Segundo apurou a Lusa junto das duas instituições, o caso terá ocorrido durante uma aula de substituição à hora de almoço. O aluno terá empurrado a professora, que caiu de costas, depois de esta lhe ter chamado várias vezes a atenção por alegadamente estar a ouvir música no telemóvel.
A professora chamou o Conselho Executivo à sala da biblioteca, onde decorria a aula, e seguidamente foi solicitada a presença da polícia, que tomou conta da ocorrência.

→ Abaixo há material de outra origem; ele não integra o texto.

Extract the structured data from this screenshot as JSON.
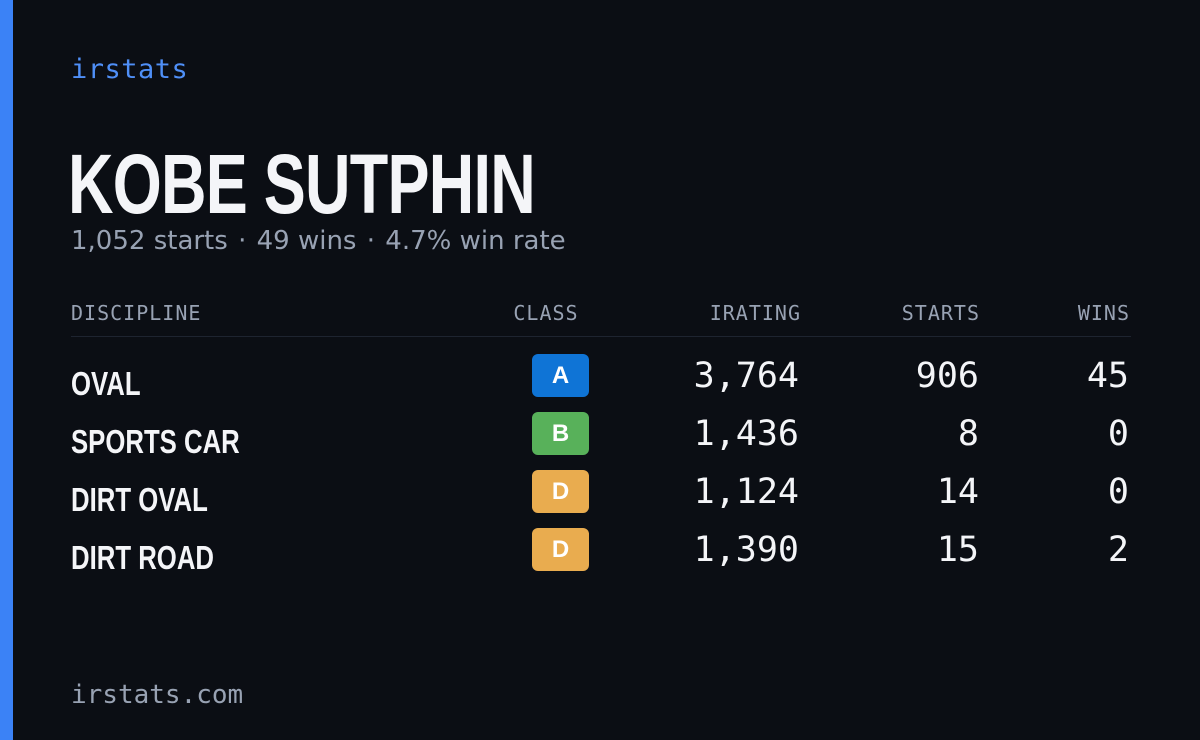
{
  "brand": "irstats",
  "player": {
    "name": "KOBE SUTPHIN",
    "starts_text": "1,052 starts",
    "wins_text": "49 wins",
    "win_rate_text": "4.7% win rate",
    "separator": "·"
  },
  "table": {
    "headers": {
      "discipline": "DISCIPLINE",
      "class": "CLASS",
      "irating": "IRATING",
      "starts": "STARTS",
      "wins": "WINS"
    },
    "rows": [
      {
        "discipline": "OVAL",
        "class": "A",
        "class_color": "#0f74d6",
        "irating": "3,764",
        "starts": "906",
        "wins": "45"
      },
      {
        "discipline": "SPORTS CAR",
        "class": "B",
        "class_color": "#58b15a",
        "irating": "1,436",
        "starts": "8",
        "wins": "0"
      },
      {
        "discipline": "DIRT OVAL",
        "class": "D",
        "class_color": "#e9ac4f",
        "irating": "1,124",
        "starts": "14",
        "wins": "0"
      },
      {
        "discipline": "DIRT ROAD",
        "class": "D",
        "class_color": "#e9ac4f",
        "irating": "1,390",
        "starts": "15",
        "wins": "2"
      }
    ]
  },
  "footer": "irstats.com",
  "colors": {
    "accent": "#3b82f6",
    "background": "#0b0e14",
    "muted_text": "#98a2b3",
    "primary_text": "#f4f5f8"
  }
}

Foram também chamados os bombeiros, por volta das 12h57, de acordo com do Centro Distrital de Operações e Socorro (CDOS) de Bragança, que confirmou à Lusa ter registo da ocorrência como “uma queda”.
Aluno e professora tiveram alta
Segundo as fontes da Lusa, o aluno, de 15 anos, terá sentido um mal-estar (desmaio), já na presença de todos os intervenientes, acabando por ser levado, assim como a professora, para a urgência do Hospital de Bragança. Ambos tiveram alta depois de observados e o aluno foi entregue aos cuidados da mãe, que foi chamada.
Fonte da PSP confirmou a existência da participação feita na sequência da diligência no local do incidente. A professora não formalizou queixa contra o aluno e não precisa fazê-lo, de acordo com a fonte policial.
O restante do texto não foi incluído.